Those who invested in Pan-United (SGX:P52) three years ago are up 52%

By buying an index fund, investors can approximate the average market return. But if you choose individual stocks with prowess, you can make superior returns. Just take a look at Pan-United Corporation Ltd (SGX:P52), which is up 31%, over three years, soundly beating the market return of 9.8% (not including dividends).

So let's assess the underlying fundamentals over the last 3 years and see if they've moved in lock-step with shareholder returns.

View our latest analysis for Pan-United

There is no denying that markets are sometimes efficient, but prices do not always reflect underlying business performance. One way to examine how market sentiment has changed over time is to look at the interaction between a company's share price and its earnings per share (EPS).

Pan-United was able to grow its EPS at 12% per year over three years, sending the share price higher. This EPS growth is higher than the 9% average annual increase in the share price. Therefore, it seems the market has moderated its expectations for growth, somewhat.

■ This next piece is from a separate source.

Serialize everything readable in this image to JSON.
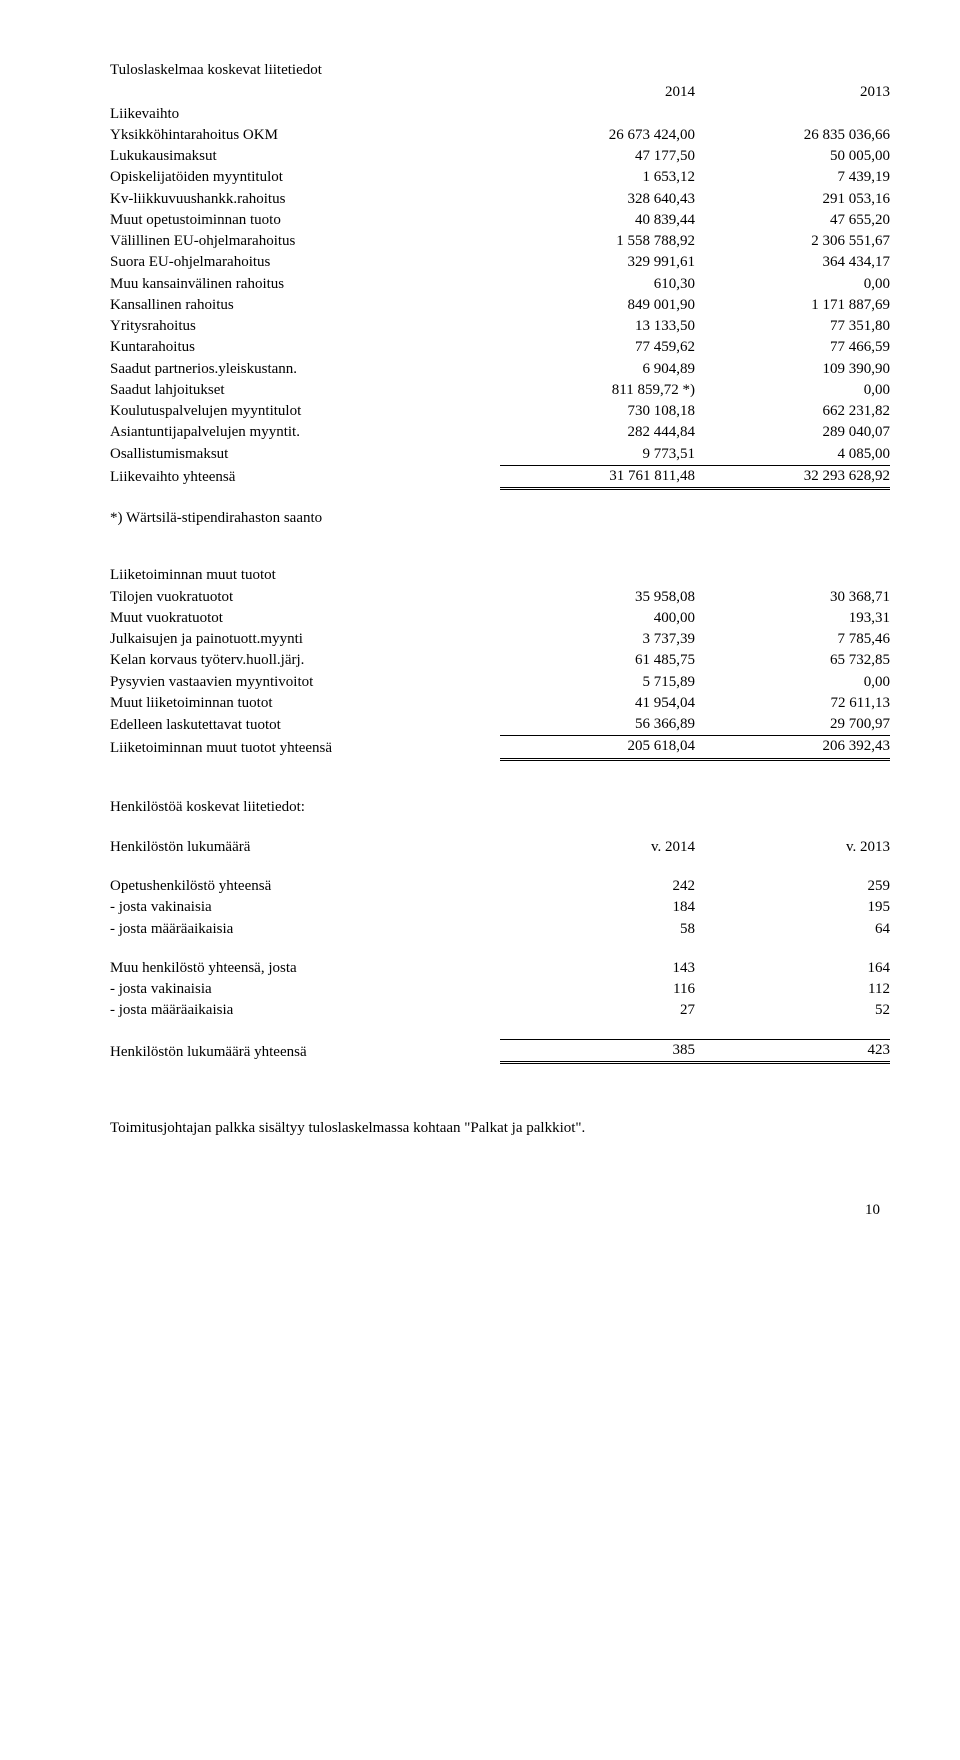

This cautious sentiment is reflected in its (fairly low) P/E ratio of 9.30.

The company's earnings per share (over time) is depicted in the image below (click to see the exact numbers).

earnings-per-share-growth
SGX:P52 Earnings Per Share Growth May 15th 2023

We know that Pan-United has improved its bottom line lately, but is it going to grow revenue? If you're interested, you could check this free report showing consensus revenue forecasts.

What About Dividends?

When looking at investment returns, it is important to consider the difference between total shareholder return (TSR) and share price return. The TSR incorporates the value of any spin-offs or discounted capital raisings, along with any dividends, based on the assumption that the dividends are reinvested. It's fair to say that the TSR gives a more complete picture for stocks that pay a dividend. As it happens, Pan-United's TSR for the last 3 years was 52%, which exceeds the share price return mentioned earlier. This is largely a result of its dividend payments!

A Different Perspective

While the broader market gained around 2.5% in the last year, Pan-United shareholders lost 3.0% (even including dividends). However, keep in mind that even the best stocks will sometimes underperform the market over a twelve month period. On the bright side, long term shareholders have made money, with a gain of 5% per year over half a decade. It could be that the recent sell-off is an opportunity, so it may be worth checking the fundamental data for signs of a long term growth trend. It's always interesting to track share price performance over the longer term. But to understand Pan-United better, we need to consider many other factors. Take risks, for example - Pan-United has 1 warning sign we think you should be aware of.